Building Ankoryn: Why I Wanted Persistent Memory Across AI Sessions and How I Built It
Every AI conversation I had felt like starting from scratch. No context, no memory, no continuity. Ankoryn started as a frustration and turned into the most technically interesting thing I have built.
I use AI constantly. For thinking through problems, drafting content, exploring ideas, working through technical decisions. But the thing that kept frustrating me was how every session started from zero.
You explain your context again. You re-establish what you are working on. You remind the model what it said two days ago. If you switch between models, you lose everything. The AI is powerful but it has no memory of you, no continuity, no sense of the broader work you are doing.
That friction compounded over time. I started keeping notes to paste in at the start of sessions. I tried various tools. Nothing felt right. So I built Ankoryn.
What I actually wanted
The core thing I wanted was simple to describe and hard to build. I wanted an AI workspace that remembered what I had told it, could summarise and compress older context so it did not eat the whole context window, and could route between different models depending on what I needed at any given moment.
Not a chat interface with a nicer design. A genuine workspace layer that sat on top of the models and managed memory, context and routing in a structured way.
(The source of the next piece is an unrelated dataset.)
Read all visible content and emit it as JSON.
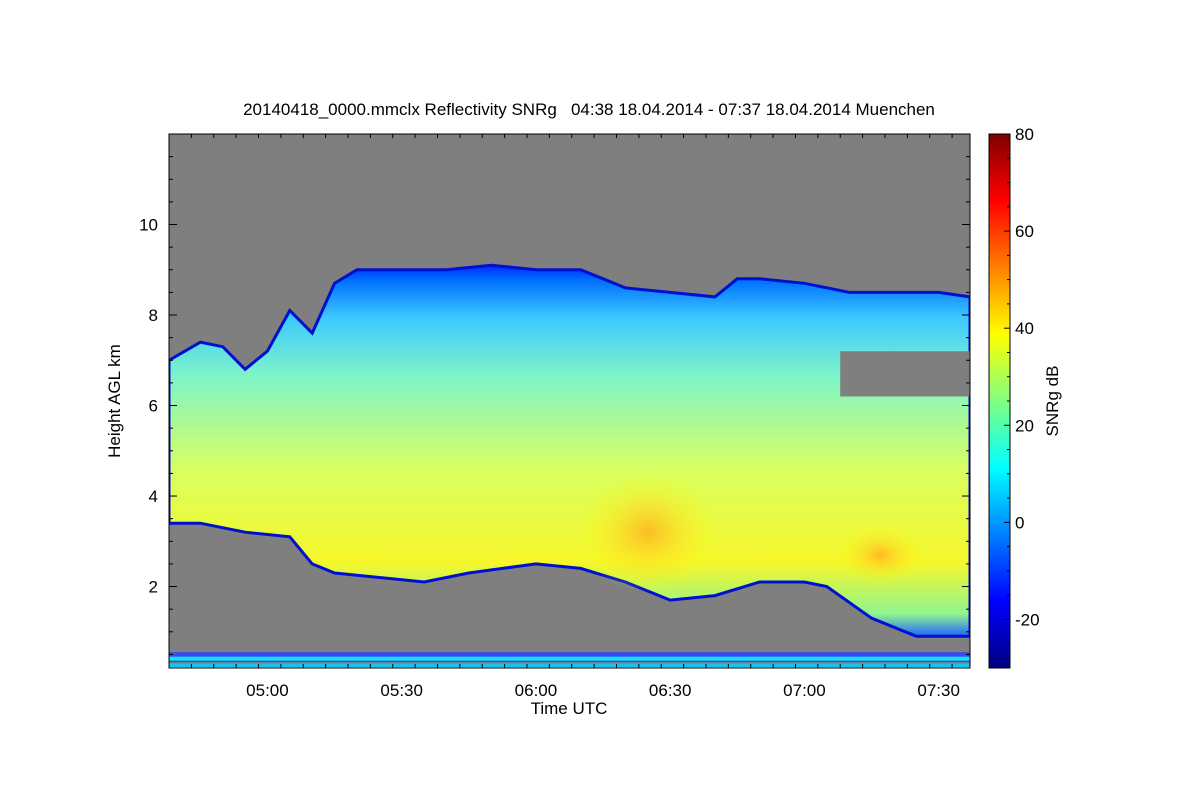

I also wanted it to feel like a place to work, not just a place to chat. There is a difference. Chat interfaces are disposable. A workspace has persistence, structure, and a sense that the work you do there accumulates into something.
The memory problem
The hardest part of building this was memory management. Language models have a finite context window. If you just keep appending conversation history, you hit the limit fast and older context gets dropped. So the question is how you compress and summarise what has come before without losing the things that actually matter.
I built a summarisation layer that periodically condenses older conversation segments into compressed summaries, storing them in IndexedDB via Dexie.js. When a new session starts, the relevant summaries are retrieved and injected back into the context alongside the recent conversation history. The model gets enough context to feel continuous without the full raw history eating the window.
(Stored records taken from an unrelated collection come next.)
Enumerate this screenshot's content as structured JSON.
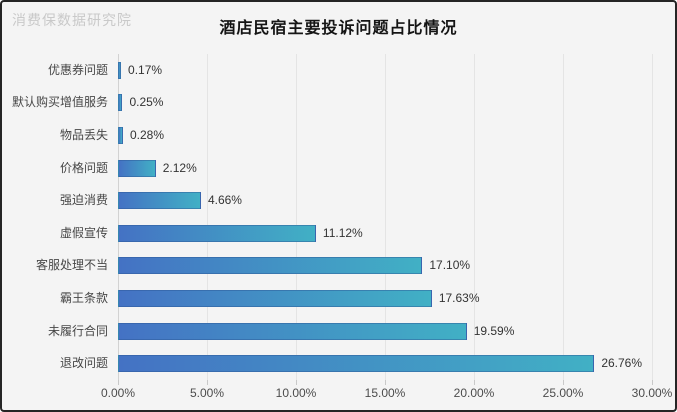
{
  "watermark": "消费保数据研究院",
  "chart_data": {
    "type": "bar",
    "orientation": "horizontal",
    "title": "酒店民宿主要投诉问题占比情况",
    "categories": [
      "优惠券问题",
      "默认购买增值服务",
      "物品丢失",
      "价格问题",
      "强迫消费",
      "虚假宣传",
      "客服处理不当",
      "霸王条款",
      "未履行合同",
      "退改问题"
    ],
    "values": [
      0.17,
      0.25,
      0.28,
      2.12,
      4.66,
      11.12,
      17.1,
      17.63,
      19.59,
      26.76
    ],
    "value_labels": [
      "0.17%",
      "0.25%",
      "0.28%",
      "2.12%",
      "4.66%",
      "11.12%",
      "17.10%",
      "17.63%",
      "19.59%",
      "26.76%"
    ],
    "x_tick_labels": [
      "0.00%",
      "5.00%",
      "10.00%",
      "15.00%",
      "20.00%",
      "25.00%",
      "30.00%"
    ],
    "x_tick_values": [
      0,
      5,
      10,
      15,
      20,
      25,
      30
    ],
    "xlim": [
      0,
      30
    ],
    "xlabel": "",
    "ylabel": "",
    "grid": true,
    "legend": "none",
    "data_labels": "outside-end"
  },
  "colors": {
    "bar_gradient_start": "#4472c4",
    "bar_gradient_end": "#41b0c5",
    "background": "#f4f4f4",
    "frame_border": "#252525",
    "gridline": "#e4e4e4",
    "axis_line": "#d2d2d2",
    "title_text": "#151515",
    "label_text": "#474747",
    "value_text": "#333333",
    "watermark_text": "#c9c9c9"
  }
}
Getting this right took longer than anything else in the project. The summarisation has to be aggressive enough to save space but careful enough not to throw away context that will matter later. I went through several iterations before it felt reliable.
Cross-model routing
The other thing I wanted was the ability to use different models for different tasks without having to manage multiple interfaces. OpenAI for some things, Gemini for others. The routing layer in Ankoryn lets me switch between them inside the same workspace without losing the thread of what I am working on.
This sounds straightforward but there are edge cases everywhere. Different models handle context differently. Token limits vary. The way you structure a system prompt that works well in one model does not always translate directly to another. A lot of the work was making the routing feel seamless even when the underlying models behave differently.
What I use it for now
Ankoryn is my primary AI interface for serious work. When I am working through a complex technical problem, writing something that needs multiple drafts, or planning a new project, I do it in Ankoryn because I know the context will be there when I come back to it.
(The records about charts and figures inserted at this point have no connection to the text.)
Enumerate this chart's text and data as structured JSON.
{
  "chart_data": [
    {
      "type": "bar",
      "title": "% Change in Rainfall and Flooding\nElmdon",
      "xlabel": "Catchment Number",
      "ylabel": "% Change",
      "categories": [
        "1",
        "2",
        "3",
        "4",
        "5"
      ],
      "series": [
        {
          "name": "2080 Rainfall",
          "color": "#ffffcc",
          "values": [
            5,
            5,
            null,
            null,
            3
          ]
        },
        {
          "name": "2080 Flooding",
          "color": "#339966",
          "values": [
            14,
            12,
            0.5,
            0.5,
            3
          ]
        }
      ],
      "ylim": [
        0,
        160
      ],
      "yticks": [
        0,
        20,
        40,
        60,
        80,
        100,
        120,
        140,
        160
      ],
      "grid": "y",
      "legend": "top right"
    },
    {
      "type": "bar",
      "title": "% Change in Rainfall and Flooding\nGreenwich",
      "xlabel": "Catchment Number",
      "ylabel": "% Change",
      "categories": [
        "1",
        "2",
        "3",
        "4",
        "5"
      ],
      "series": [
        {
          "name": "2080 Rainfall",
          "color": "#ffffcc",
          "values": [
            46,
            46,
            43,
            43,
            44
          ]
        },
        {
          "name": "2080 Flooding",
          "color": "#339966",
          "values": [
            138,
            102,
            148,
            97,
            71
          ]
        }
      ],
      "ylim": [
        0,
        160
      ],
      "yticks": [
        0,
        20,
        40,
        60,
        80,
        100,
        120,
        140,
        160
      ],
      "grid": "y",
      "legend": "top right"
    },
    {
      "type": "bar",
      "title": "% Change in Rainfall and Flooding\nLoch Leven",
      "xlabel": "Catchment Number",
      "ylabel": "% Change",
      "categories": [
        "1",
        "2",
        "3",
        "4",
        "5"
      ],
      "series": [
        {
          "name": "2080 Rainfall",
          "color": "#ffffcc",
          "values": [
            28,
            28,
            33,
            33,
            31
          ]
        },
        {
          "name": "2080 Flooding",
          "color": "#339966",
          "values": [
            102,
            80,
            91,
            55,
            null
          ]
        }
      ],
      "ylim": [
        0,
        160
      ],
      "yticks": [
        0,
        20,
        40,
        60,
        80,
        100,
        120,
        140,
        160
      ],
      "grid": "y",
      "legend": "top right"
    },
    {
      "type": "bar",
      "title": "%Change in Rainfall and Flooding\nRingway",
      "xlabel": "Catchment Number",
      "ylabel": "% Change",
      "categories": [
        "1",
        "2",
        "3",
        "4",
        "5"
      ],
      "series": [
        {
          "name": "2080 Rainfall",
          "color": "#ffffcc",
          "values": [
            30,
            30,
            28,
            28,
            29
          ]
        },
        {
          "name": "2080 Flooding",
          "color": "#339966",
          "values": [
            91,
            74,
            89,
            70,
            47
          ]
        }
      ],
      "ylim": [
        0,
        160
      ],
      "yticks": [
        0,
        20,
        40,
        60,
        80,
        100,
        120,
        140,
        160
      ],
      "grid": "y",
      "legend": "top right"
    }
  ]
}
It is also where I test a lot of ideas before they become products. The workspace structure means I can keep separate threads for different projects without them bleeding into each other.
What building it taught me
The biggest lesson was about the gap between what AI demos show and what reliable AI-powered products actually need. A demo of persistent memory is easy. A system that manages memory correctly across hundreds of sessions, different models, varying context lengths and real user behaviour is a different problem entirely.
I also learned a lot about context engineering, which I think is going to become a recognised discipline in the same way prompt engineering has. How you structure the information you give a model, what you include, what you compress, what you leave out, has a massive impact on output quality. Building Ankoryn forced me to think about this at a level I had not before.
If you are building anything AI-powered and you are not thinking carefully about context management, that is probably where your quality problems are coming from.